I am interested how to integrate Navision with CRM 4.0. Is it possible?

thanks:)

Comments

  • DenSterDenSter Member Posts: 8,305
    Yes it is possible. Read the CRM SDK on how CRM communicates to the outside world. Then what I've done before is use Commerce Gateway type logic in NAV (this customer wanted to use Biztalk), and I would now probably try to set it up as a webservice.

    Then browse this forum for articles about integrating. A few people have integrated NAV and CRM before, and there are quite a few articles about it.
  • bona_donabona_dona Member Posts: 72
    Hi,

    thanks for reply:)It will be useful for me:)
  • WaldoWaldo Member Posts: 3,412

    Eric Wauters
    MVP - Microsoft Dynamics NAV
    My blog
  • amadeodamadeod Member Posts: 6
    bona-dona,
    there's pratically two serious ways to do it ...
    One recomended way is to use Celenia connector third party product, which is initially pretty cheap NAV-CRM integrator - which natively syncs some 15-20 native crm-nav entities-tables (customers, contacts, invoices, etc...), while on the other hand in order to customize your own integrations they charge some 200EUR per table pair!

    This insight forced me to search for another solution since Ihave many custom entities and vertical solution addons ...

    Finaly I've found out that BizTalk infrastructure is the best possible way to do such implementation ... withou inveting of "hot water" if you'd try to implement custom web services, or even Message Broker (SQL) approach ... huge workand problems ahead of you ...

    Currently we're in the middle of NAV 5.0SP1-CRM4.0-BT2006R2-Win2k8-SQL2k8+64bit implementation.
    Someone who'd be interested to hear 'bout our experience & progress is free to contact me ...
    Regards,
    A.
  • David_SingletonDavid_Singleton Member Posts: 5,479
    amadeod wrote:

    Currently we're in the middle of NAV 5.0SP1-CRM4.0-BT2006R2-Win2k8-SQL2k8+64bit implementation.
    Someone who'd be interested to hear 'bout our experience & progress is free to contact me ...
    Regards,
    A.

    I think most people here would be interested to hear your progress, so why not just assume we are interested, and post about it here in the community. \:D/
    David Singleton
  • amadeodamadeod Member Posts: 6
    David I'm glad that this experience might be usefull to someone ..., when I find time I'll here & there bring some news 'bout progress-here!
  • David_SingletonDavid_Singleton Member Posts: 5,479
    amadeod wrote:
    David I'm glad that this experience might be usefull to someone ..., when I find time I'll here & there bring some news 'bout progress-here!

    Much appreciated.
    David Singleton
  • DenSterDenSter Member Posts: 8,305
    amadeod wrote:
    Finaly I've found out that BizTalk infrastructure is the best possible way to do such implementation ...
    I agree it's the easiest, because it already has all the 'translation' bits in place.

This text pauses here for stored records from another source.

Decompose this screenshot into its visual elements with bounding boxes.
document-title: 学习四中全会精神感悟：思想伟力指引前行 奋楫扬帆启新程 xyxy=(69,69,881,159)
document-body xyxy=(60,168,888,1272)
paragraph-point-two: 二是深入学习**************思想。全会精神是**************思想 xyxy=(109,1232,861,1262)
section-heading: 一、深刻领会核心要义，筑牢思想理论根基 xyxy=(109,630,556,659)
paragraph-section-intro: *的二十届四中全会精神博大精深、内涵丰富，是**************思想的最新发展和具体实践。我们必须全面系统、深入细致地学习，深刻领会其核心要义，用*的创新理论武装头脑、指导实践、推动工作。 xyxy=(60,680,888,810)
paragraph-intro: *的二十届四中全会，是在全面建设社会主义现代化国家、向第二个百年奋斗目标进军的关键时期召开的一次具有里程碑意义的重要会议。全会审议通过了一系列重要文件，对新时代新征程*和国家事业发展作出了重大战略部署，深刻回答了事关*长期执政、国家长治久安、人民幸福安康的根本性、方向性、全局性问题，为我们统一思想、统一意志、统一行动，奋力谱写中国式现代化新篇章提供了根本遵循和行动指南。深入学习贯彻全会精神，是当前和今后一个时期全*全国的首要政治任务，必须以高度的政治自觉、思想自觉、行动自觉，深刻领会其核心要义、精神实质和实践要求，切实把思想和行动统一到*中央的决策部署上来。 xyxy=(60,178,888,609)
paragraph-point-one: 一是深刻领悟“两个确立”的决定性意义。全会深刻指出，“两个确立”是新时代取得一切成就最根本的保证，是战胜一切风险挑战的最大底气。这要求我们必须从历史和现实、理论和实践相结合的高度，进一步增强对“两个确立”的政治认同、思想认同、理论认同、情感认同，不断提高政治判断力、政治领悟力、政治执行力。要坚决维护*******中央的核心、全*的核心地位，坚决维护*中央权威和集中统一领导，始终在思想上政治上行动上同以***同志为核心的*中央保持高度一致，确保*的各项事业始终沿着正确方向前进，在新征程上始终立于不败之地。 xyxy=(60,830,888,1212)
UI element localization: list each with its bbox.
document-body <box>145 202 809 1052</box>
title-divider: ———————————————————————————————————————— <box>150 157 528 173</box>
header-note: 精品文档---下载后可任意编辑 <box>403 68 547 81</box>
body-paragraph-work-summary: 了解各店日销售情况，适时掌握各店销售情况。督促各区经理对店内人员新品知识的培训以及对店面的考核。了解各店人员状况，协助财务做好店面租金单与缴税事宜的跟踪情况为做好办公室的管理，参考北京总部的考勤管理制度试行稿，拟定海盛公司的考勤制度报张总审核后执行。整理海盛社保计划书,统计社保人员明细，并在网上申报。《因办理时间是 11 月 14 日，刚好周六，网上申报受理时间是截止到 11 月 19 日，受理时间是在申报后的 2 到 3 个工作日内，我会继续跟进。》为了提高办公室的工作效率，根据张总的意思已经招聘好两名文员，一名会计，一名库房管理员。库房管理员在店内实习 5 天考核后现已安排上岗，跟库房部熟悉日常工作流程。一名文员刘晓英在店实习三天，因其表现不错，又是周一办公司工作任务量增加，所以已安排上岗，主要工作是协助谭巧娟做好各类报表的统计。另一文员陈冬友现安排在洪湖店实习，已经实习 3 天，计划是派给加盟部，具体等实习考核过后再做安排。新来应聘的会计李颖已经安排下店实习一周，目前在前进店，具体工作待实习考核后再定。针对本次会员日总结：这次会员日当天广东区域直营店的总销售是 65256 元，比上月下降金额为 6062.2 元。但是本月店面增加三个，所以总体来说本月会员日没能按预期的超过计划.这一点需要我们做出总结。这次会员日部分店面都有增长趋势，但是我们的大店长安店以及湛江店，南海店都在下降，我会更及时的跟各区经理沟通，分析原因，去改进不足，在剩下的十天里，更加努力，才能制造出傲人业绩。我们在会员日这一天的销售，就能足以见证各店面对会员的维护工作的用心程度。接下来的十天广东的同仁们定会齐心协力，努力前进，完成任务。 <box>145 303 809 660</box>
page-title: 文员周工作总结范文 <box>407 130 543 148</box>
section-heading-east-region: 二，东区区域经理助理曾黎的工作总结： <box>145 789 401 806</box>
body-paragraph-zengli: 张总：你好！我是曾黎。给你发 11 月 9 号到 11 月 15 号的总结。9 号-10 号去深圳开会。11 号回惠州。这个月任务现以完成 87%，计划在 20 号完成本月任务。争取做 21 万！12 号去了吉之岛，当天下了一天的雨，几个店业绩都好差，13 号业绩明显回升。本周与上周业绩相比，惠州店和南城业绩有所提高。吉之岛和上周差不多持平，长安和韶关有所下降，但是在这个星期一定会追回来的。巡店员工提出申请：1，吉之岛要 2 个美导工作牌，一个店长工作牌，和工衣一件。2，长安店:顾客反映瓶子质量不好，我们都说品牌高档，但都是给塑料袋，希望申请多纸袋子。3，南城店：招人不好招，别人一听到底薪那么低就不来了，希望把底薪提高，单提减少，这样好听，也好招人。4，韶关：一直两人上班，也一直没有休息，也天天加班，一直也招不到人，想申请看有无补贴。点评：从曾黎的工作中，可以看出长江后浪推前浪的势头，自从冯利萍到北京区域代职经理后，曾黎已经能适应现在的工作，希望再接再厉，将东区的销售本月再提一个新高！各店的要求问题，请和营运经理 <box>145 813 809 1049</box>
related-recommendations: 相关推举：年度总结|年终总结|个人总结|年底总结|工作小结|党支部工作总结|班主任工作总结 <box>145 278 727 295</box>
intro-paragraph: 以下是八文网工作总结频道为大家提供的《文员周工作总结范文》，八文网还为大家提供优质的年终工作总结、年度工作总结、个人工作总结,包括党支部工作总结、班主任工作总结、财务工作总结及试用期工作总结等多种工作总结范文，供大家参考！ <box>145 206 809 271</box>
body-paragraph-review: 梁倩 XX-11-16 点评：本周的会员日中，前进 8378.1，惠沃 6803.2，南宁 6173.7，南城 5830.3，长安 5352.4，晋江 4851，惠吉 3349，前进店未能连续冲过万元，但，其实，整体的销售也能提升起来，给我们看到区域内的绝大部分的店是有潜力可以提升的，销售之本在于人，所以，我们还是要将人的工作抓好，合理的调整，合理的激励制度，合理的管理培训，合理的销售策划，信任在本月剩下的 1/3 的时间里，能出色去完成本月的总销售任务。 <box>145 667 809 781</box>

You still need to haqve someting that catches the CRM post callouts though, so you're looking at custom development anyway. Since that is all done with XML documents I figured it might be best to go directly into NAV and not through Biztalk. The version I worked with was a much older version though, there might actually be a CRM-BTS connector now.
  • amadeodamadeod Member Posts: 6
    Yes recently MS published CRM-BT connector which should greatly simplify Call-Outs ...
    In order to reduce BT trasnsaction load and to bypass unnecessary data redundancy, we've decided to use as much as possible NAV views at CRM interface, and vice versa ...

    And since we're dealing with Telco industry we'll utilize BT to additionally integrate our heterogeneous network systems (like internet-telephony-dvbc provisioning and authorization ... Cisco blah blah ...) with ERP-CRM.
    Otherwise BT in cluster enterprise environment would be rather expensive choice!
    BT orchestrations and business rules can greatly extend NAV&CRM integration by introducing additional business logic layer.

    We've also decided to implement MSMQ aproach on the CRM's side also, in order to improve messaging ... although Celenia's approach excluded that part.